Gauntlet
Frontier models run the gauntlet of prompt-injection attacks — ranked by how well they resist direct jailbreaks and indirect, tool-based injection. Higher robustness is better.
| Model | Robustness | ASR | Out tok | Avg cost |
|---|---|---|---|---|
| Loading leaderboard… | ||||
Every model faces the same frozen attack suite across three escalating threat models. Robustness is 100 − attack-success-rate, so higher means harder to break.
- Direct jailbreaks
- Single-turn attacks — blunt instruction overrides, DAN and Developer-Mode personas, leetspeak obfuscation, and instructions smuggled inside pasted content — that try to make a benign support assistant break its own rules.
- Indirect injection
- Hand-built agentic scenarios where a malicious instruction hidden in tool output — a document, email, or API response — tries to hijack the model while it works a legitimate task.
- Agentic tool-hijacking
- ZeroLeaks' Sandbox attack corpus replayed against mock agent tools — tool-poisoning, authority spoofing, and protocol exploits — counting any dangerous tool call as a breach.

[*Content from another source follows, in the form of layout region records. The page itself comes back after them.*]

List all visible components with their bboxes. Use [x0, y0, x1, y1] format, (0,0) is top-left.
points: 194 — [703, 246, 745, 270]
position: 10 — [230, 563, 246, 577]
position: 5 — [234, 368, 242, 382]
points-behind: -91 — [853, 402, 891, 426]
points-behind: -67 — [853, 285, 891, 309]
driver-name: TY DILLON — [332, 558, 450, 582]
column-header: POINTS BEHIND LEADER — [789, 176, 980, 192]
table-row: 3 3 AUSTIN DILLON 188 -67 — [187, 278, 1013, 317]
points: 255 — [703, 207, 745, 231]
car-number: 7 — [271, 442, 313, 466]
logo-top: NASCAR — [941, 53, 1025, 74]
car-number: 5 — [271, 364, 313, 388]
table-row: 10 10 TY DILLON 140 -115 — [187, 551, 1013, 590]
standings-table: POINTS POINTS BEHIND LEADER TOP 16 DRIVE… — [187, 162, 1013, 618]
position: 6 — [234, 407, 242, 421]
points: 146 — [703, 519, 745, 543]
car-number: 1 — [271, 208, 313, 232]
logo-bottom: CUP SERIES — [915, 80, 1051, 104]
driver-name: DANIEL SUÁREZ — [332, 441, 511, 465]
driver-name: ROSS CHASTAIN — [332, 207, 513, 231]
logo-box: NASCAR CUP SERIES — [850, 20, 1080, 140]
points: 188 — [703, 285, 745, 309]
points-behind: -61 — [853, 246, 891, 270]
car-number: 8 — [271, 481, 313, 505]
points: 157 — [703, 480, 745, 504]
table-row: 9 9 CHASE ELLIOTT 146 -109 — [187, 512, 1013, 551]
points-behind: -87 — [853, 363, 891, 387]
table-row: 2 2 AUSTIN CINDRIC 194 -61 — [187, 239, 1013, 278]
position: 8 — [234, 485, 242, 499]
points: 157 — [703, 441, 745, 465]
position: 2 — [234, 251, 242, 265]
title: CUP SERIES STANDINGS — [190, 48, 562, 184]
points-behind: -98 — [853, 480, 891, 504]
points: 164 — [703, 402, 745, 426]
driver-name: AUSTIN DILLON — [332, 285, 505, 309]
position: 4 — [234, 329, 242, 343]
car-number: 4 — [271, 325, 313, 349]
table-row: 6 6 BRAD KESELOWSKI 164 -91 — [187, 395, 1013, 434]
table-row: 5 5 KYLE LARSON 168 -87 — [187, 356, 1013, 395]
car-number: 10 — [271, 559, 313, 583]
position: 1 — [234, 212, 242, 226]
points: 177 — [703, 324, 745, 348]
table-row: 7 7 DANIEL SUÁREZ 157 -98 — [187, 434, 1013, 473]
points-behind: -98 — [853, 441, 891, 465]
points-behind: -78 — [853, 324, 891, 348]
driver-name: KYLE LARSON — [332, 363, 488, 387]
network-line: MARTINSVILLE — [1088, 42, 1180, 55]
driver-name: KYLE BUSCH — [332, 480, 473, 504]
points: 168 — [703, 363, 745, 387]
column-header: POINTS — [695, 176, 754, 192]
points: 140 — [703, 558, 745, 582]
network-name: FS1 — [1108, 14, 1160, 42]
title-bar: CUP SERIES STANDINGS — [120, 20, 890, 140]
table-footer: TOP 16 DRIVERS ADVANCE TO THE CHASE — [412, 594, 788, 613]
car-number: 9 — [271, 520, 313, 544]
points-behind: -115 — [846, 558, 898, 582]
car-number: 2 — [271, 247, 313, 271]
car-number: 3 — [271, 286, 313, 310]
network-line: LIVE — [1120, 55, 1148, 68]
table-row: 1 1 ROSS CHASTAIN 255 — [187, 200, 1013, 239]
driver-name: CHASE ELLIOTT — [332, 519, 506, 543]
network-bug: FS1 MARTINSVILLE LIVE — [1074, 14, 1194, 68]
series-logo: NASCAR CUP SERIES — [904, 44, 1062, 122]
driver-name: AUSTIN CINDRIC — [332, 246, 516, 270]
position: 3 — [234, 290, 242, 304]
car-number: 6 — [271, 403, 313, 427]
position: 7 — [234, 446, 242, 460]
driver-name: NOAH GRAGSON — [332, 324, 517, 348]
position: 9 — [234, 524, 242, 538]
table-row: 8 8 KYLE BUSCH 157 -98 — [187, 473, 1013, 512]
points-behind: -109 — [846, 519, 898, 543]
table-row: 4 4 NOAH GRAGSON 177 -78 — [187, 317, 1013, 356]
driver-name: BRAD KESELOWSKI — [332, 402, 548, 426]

Robustness = 100 − attack-success-rate (ASR). Each response is scored by an LLM judge backed by success/failure indicators, so a model is only marked breached on a genuine rule violation — not on a refusal or an error. The chart plots robustness (%) against efficiency (cost per run or output tokens, reversed so more efficient is to the right); each line connects one model across reasoning efforts. Cost uses standard list prices. GPT-5.5 and Grok 4.3 are served via Azure.